Yesterday I decided that I needed something I could only find on Ku’damm, and so with low trepidation and much expectation, I decided to go into the west. Now, before you misinterpret the grandiosity of this statement as something artificial and forced, born out of my nostalgia for a city I never knew and my desperate wish still to capture something of it, consider this: every time I go into the west, I get lost. I’m not talking deliberately, fairytale lost, leaving a trail of brötchen crumbs like Hansel and Gretel and dramatically wondering “just when, oh when would I ever get home?!” I mean really lost. Like that time I tried to meet a friend for a cabaret show at the famous Bar Jeder Vernunft and found myself wandering darkened residential streets with grand, Parisian-looking apartment buildings with winding staircases and gilded foyers, only ten minutes to spare before the performance began, and me without a clue…or a map. I finally found the place I was looking for, but only after coming out in front of the KaDeWe (one landmark I could always recognize), catching sight of a taxi stand, and asking at least four taxi drivers if they knew where the bar was. When the fourth answered in the affirmative, I jumped dramatically into the back seat and shouted, “take me there!” almost as if I were demanding that he “follow that car!” I was glad to have a driver to take me through this city I didn’t recognize, if only for a few minutes.

Every time I go into the west, I’m seized by the dual feelings of strangeness and familiarity. More strangeness, actually. The people here are still speaking German, and the same newspapers are on the newsstands, virtually the same ads on bus and subway kiosks, but there’s something that just feels a bit off. It’s like I can’t decide whether I’ve traveled back in time or merely to Paris. Or perhaps this is what Cologne looks like? I find myself wondering what the people in the west think of East Berlin. Do they never go there? Do kids only go there on weekends and not tell their parents? Do they still regard it as an unsavory and somewhat unlawful place? When I was little, nothing enraged me more than that hint of fear in the voices of my classmates after they found out I lived “in Harlem.” Actually I lived several blocks from Columbia University in Morningside Heights and not in Harlem at all, but their constant questioning about “whether I heard gun shots at night” and “whether I was afraid to leave my apartment” irritated me for two reasons. First of all, it annoyed me that they couldn’t tell the difference between the various sections of the city simply because they lived on the Upper East Side, or in the acceptable parts of the Upper West Side. Second of all, it was absolutely ridiculous this fear they had of Harlem, as if Harlem were not also a place where normal people lived with normal jobs and families. In fact, I probably experienced this type of open prejudice the most when I was first here and living in Neukölln. There was a certain disapproval and distrust of the Turkish people who populated that neighborhood in every under-the-breath question to me of “is it clean?” and “is it safe?” It is impossible for me not to wonder about the types of people populating Charlottenburg, especially since I’m not German and don’t have the 20 years of ost-west resentment permeating my bones.

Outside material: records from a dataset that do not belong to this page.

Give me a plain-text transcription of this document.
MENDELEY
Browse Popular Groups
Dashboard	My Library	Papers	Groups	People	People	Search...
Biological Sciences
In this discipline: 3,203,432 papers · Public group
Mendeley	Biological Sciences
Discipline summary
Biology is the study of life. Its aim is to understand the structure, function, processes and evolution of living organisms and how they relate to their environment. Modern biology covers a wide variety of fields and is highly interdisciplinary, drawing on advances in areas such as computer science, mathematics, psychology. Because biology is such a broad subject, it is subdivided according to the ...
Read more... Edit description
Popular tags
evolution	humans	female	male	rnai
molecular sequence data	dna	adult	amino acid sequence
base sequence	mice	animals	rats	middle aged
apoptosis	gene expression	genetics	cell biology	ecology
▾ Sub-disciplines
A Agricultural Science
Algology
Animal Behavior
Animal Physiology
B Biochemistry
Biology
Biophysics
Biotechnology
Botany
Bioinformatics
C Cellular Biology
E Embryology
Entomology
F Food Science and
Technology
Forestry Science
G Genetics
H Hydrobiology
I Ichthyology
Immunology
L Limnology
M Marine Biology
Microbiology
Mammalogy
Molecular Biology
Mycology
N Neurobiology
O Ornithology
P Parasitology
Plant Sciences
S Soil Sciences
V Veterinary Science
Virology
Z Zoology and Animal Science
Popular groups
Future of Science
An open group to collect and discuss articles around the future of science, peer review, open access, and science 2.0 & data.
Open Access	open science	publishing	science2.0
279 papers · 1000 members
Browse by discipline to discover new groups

I imagine the west being populated by all the old people you never see here, having lived out their days in gargantuan flats with only some vague recollection of a wall being up somewhere in the city, much like they had some vague recollection of a war beginning and a war ending, and all the Jews going off on holiday in between. I’m sure that is not really the case, and I reveal my own prejudice by even suggesting that this is so, but then again, the west used to be an island of refuge in the middle of Communist East Germany, and it seems to remain somewhat isolated today, living out an idyllic, boring existence in a city that is not in a constant state of flux; a city that is not being rebuilt because in fact it was never knocked down.

I’m sure this is all just speculation, born from the need to believe that, after eight months of living here, there are still parts of this city left to explore. But to me, living in my little flat in Ossie Mitte, there’s still something iconic about the West, about Savigny Platz and Ku’damm and Kanstrasse and Momsenstrasse (where my grandmother lived very briefly when she was young) that makes every trip there seem like a real adventure.